It’s not always easy to make a good movie. Far too often we flock to movie theaters for some film that reels (pun intended) us in with a solid premise, but doesn’t quite follow through on execution. Sometimes a totally enjoyable flick keeps us on the edge of our seats until the very end…and then falls apart right before the closing credits. Here are a few movies that had us scratching our heads as we left the theater.
Considered by many as one of the greatest films ever made, Citizen Kane is known for its achievements in film-making and for its twist of an ending — was it much of a twist, though? Orson Welles piqued the audience’s interest when his lead character, Kane, mysteriously muttered “rosebud” on his deathbed, but we were pretty baffled when it turned out to simply be the name of his childhood sled. Talk about a letdown.
La La Land
They sang. They danced. They fell in love. Then they chose their careers over their swoon-worthy relationship and the audience was left heartbroken. Not cool, Damien Chazelle.
The whole “it’s just a dream” thing has been done before…and done way better.

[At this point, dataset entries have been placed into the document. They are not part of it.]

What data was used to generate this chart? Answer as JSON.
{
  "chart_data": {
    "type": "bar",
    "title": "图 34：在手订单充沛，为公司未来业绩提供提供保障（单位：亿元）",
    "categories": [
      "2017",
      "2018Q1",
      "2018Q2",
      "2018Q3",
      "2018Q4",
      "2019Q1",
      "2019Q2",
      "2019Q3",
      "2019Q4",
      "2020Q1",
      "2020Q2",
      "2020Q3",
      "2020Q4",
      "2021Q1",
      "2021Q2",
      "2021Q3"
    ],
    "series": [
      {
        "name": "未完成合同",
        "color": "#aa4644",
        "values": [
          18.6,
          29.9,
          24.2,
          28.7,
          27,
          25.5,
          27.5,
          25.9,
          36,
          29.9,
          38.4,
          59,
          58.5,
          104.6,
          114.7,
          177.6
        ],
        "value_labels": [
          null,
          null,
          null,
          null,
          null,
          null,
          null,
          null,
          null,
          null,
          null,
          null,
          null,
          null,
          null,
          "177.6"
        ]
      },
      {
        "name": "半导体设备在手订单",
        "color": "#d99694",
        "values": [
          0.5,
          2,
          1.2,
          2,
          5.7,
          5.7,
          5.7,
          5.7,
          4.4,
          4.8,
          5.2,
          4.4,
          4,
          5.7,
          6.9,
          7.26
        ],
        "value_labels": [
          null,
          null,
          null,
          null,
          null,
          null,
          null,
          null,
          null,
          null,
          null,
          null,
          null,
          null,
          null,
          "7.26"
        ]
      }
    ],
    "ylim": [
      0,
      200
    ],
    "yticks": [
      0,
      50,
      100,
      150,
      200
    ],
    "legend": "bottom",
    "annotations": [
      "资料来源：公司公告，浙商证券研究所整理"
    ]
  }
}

Vanilla Sky was such a fun movie with stellar performances by Tom Cruise, Penelope Cruz, and Cameron Diaz, but the whole thing just ended with a thud in the form of an anti-climatic conversation with a dude from tech support
Some people might make the argument that Birdbox just wasn’t a good movie to begin, with but there’s no denying that it had a full-on pop culture moment. The whole blindfold aspect was totally plausible until Sandra Bullock’s character hit the river rapids with two kids in tow. There’s zero chance those blindfolds would stay on. And if that wasn’t far-fetched enough, the entire adventure leads to a school for the blind where they take shelter with other survivors, but absolutely nothing actually gets resolved. It just makes the whole thing seem kind of pointless.
A.I. Artificial Intelligence
Steven Spielberg and Stanley Kubrick gave us this robotic riff on Pinocchio that had the potential to be the cinematic event of the decade…if not for that ending. Haley Joel Osment’s character gets frozen in time waiting for a statue of the blue fairy to turn him into a real boy. He’s thawed out by aliens thousands of years later, who are able to clone his adoptive mother so they could spend one last day together. The uneventful wrap-up was a total head-scratcher.
It’s a blast watching a whip-smart Scarlett Johansson kick butt while soaking up tons of knowledge. Things take a turn for the bizarre, however, when her characters unlocks 100% of her brain capacity and becomes one with the world..literally disappearing into thin air. Oh, and don’t forget that she gifts her professor friend (Morgan Freeman) a flash drive that we’re made to believe holds all of the secrets of the universe. Yep, it’s as out-of-left-field as it sounds.
The Shape of Water
The Shape of Water is an undeniable visual masterpiece, but this multiple Oscar winner has a totally unoriginal ending. It might’ve taken home Best Picture, but this 2017 drama ends up just being a gender-reversed version of Splash.
War of the Worlds
It’s a fun sci-fi action movie with one gaping plot hole that presents itself once everything wraps up. How is it possible that advanced beings harvesting humans to fertilize their vegetation wouldn’t take into account the billions of germs that exist on our planet? Ever been on a crowded subway during flu season?
Avengers: Infinity War
Marvel fans may freak over this inclusion, but bring on the backlash. Watching so many of our favorite heroes being reduced to dust might’ve been more impactful if the studio behind these movies didn’t already announce a full upcoming calendar of films featuring those same characters. Why should we shed a tear over T ‘Challa dissapating when we know Black Panther 2 is coming our way? It’s silly to think most (if not all) of these heroes won’t be restored to their former glory through some loophole in the next Avengers movie.
Our hearts will go on for Leo and Kate forever, but there are two major gripes about this Best Picture winner. The first is the often-debated door conundrum. Jack definitely could’ve fit on that door (or they could’ve taken turns at the very least!) The second, which many people also mention, is old Rose dropping the Heart of the Ocean necklace into the ocean at the end of the movie. If you recall, the search for that necklace is what kicked off the whole story and she just casually tosses it overboard as if her family couldn’t benefit from holding onto it. You can’t help looking at Rose totally differently when you consider those two glaring factors.